Pourquoi étudier la bière, son histoire globale, l’évolution technique de la brasserie, le rôle de la bière dans l’histoire des civilisations ?

Certains diront que ces études relèvent du loisir amateur, d’un goût prononcé pour la boisson ou pour des aspects mineurs et superficiels de l’histoire humaine. De quoi faire sourire ou hausser les épaules. Creusons un peu la question.

 

Pourquoi l’histoire de la bière est-elle si importante ?

Notre point de départ explique tous les contenus présentés par Beer-Studies : la bière est une boisson fermentée à base d’amidon. Cette définition technique la distingue des vins à base de jus sucrés ou de l’hydromel à base de miel. L’amidon est généré par les plantes et leur sert de réserve pour entretenir leur métabolisme. Le monde végétal stocke l’amidon dans les graines, les tubercules, les racines, la moelle des arbres. C’est là que les humains trouvent l’amidon pour brasser de la bière. Ils ont commencé il y a très longtemps, environ 13.000 ans, un peu partout à la surface du globe. Les recherches archéologiques apportent sans cesse de nouvelles données (bières archaïques).
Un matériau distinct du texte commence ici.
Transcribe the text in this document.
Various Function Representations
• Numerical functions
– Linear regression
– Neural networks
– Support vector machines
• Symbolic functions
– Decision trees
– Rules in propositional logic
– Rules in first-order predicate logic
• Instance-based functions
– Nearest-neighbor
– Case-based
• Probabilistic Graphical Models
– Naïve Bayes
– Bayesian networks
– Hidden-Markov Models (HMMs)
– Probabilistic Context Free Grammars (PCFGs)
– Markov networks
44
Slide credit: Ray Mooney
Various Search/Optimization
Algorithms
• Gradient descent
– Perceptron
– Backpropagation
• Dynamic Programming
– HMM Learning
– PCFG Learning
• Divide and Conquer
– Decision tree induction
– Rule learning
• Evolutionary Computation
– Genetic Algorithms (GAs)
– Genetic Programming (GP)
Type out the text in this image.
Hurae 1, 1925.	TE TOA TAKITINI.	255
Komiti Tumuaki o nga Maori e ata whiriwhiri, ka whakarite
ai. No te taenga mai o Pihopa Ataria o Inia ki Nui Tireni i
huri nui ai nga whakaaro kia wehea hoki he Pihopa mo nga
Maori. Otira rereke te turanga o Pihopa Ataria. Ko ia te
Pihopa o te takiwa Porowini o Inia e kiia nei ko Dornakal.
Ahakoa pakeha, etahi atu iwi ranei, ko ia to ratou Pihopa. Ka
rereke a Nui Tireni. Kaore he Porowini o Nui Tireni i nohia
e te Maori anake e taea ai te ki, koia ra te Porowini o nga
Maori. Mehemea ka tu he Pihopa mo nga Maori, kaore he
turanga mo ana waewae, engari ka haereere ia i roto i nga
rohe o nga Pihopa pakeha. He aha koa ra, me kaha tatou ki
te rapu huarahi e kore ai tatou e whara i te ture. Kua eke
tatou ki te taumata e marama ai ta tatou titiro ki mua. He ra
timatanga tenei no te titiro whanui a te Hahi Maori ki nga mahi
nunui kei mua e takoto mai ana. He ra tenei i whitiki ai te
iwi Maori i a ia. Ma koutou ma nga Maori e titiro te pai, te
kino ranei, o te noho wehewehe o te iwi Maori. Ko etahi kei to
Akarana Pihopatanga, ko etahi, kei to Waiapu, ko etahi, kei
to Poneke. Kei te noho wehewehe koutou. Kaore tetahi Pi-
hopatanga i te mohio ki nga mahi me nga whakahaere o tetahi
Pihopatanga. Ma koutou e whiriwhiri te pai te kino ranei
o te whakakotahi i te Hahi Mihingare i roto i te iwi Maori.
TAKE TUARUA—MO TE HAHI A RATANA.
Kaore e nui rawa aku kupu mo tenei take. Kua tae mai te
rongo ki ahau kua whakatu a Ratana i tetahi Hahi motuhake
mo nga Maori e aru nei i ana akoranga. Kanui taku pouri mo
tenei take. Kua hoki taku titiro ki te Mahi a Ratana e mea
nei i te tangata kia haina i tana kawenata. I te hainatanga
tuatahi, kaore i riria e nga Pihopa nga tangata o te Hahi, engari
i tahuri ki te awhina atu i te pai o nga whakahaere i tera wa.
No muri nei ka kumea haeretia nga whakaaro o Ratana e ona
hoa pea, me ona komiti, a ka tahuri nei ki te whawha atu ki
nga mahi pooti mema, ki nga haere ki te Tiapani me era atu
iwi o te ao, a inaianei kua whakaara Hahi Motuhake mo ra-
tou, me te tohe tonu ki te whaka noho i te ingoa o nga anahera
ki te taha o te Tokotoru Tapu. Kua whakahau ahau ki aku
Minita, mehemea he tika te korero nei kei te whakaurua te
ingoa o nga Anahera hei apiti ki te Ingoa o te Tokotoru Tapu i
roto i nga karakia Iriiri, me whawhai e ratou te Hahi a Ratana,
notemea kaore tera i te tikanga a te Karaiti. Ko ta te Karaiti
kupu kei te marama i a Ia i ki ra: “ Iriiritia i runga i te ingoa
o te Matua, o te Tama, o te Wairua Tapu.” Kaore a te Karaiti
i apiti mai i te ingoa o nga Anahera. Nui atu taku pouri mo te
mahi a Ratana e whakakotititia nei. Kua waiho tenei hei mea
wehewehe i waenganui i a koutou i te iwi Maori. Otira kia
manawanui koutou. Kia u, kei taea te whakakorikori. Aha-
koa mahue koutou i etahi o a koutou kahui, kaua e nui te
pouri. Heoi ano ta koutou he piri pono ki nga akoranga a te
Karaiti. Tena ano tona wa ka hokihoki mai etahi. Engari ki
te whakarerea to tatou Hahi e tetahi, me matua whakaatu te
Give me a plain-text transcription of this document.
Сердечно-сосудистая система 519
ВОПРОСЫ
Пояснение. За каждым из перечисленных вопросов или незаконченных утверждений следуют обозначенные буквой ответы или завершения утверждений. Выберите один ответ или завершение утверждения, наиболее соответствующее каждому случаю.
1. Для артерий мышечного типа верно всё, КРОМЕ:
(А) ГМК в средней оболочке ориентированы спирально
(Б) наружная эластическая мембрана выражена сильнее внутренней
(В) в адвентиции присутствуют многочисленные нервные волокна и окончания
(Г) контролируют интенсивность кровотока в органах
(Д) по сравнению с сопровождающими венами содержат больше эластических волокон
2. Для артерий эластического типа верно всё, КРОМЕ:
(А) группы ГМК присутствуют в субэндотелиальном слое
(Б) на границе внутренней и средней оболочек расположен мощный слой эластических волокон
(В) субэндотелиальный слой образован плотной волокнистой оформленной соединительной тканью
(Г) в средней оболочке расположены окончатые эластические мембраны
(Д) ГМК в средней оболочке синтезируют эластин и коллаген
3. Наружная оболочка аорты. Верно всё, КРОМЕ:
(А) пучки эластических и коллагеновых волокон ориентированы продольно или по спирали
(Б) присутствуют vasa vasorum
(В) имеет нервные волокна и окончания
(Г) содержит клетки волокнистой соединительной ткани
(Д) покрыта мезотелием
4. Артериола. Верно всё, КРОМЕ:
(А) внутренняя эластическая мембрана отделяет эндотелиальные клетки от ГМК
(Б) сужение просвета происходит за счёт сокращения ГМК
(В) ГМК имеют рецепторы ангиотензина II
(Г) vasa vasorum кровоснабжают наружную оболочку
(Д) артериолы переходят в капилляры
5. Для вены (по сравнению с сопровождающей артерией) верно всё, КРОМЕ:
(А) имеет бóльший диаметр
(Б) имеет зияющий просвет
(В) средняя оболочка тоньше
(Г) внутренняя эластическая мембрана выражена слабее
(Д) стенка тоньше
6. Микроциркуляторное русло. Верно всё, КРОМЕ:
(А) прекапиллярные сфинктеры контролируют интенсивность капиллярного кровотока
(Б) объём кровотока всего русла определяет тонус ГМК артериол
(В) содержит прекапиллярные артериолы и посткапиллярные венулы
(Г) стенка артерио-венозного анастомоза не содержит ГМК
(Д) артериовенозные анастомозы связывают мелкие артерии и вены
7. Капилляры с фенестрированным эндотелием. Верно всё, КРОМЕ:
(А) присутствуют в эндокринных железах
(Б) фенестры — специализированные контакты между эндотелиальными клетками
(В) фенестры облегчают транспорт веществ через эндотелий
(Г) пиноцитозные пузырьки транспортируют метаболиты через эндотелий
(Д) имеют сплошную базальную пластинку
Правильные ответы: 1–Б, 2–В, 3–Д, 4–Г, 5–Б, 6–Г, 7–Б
La bière est un objet d’étude privilégié pour comprendre la protohistoire des sociétés humaines : quelles sont les raisons qui ont présidé à son « invention » : économiques, sociopolitiques, religieuses ?

La bière est une excellente machine à remonter le temps des cultures humaines. Elle possède une très longue histoire et autant de naissances que de continents ou de foyers culturels à la surface du globe. Chaque fois que des groupes humains ont appris à convertir l’amidon des plantes en sucres fermentescibles, ils ont su brasser de la bière. Il y a donc a priori autant d’histoires de la bière que de foyers culturels protohistoriques.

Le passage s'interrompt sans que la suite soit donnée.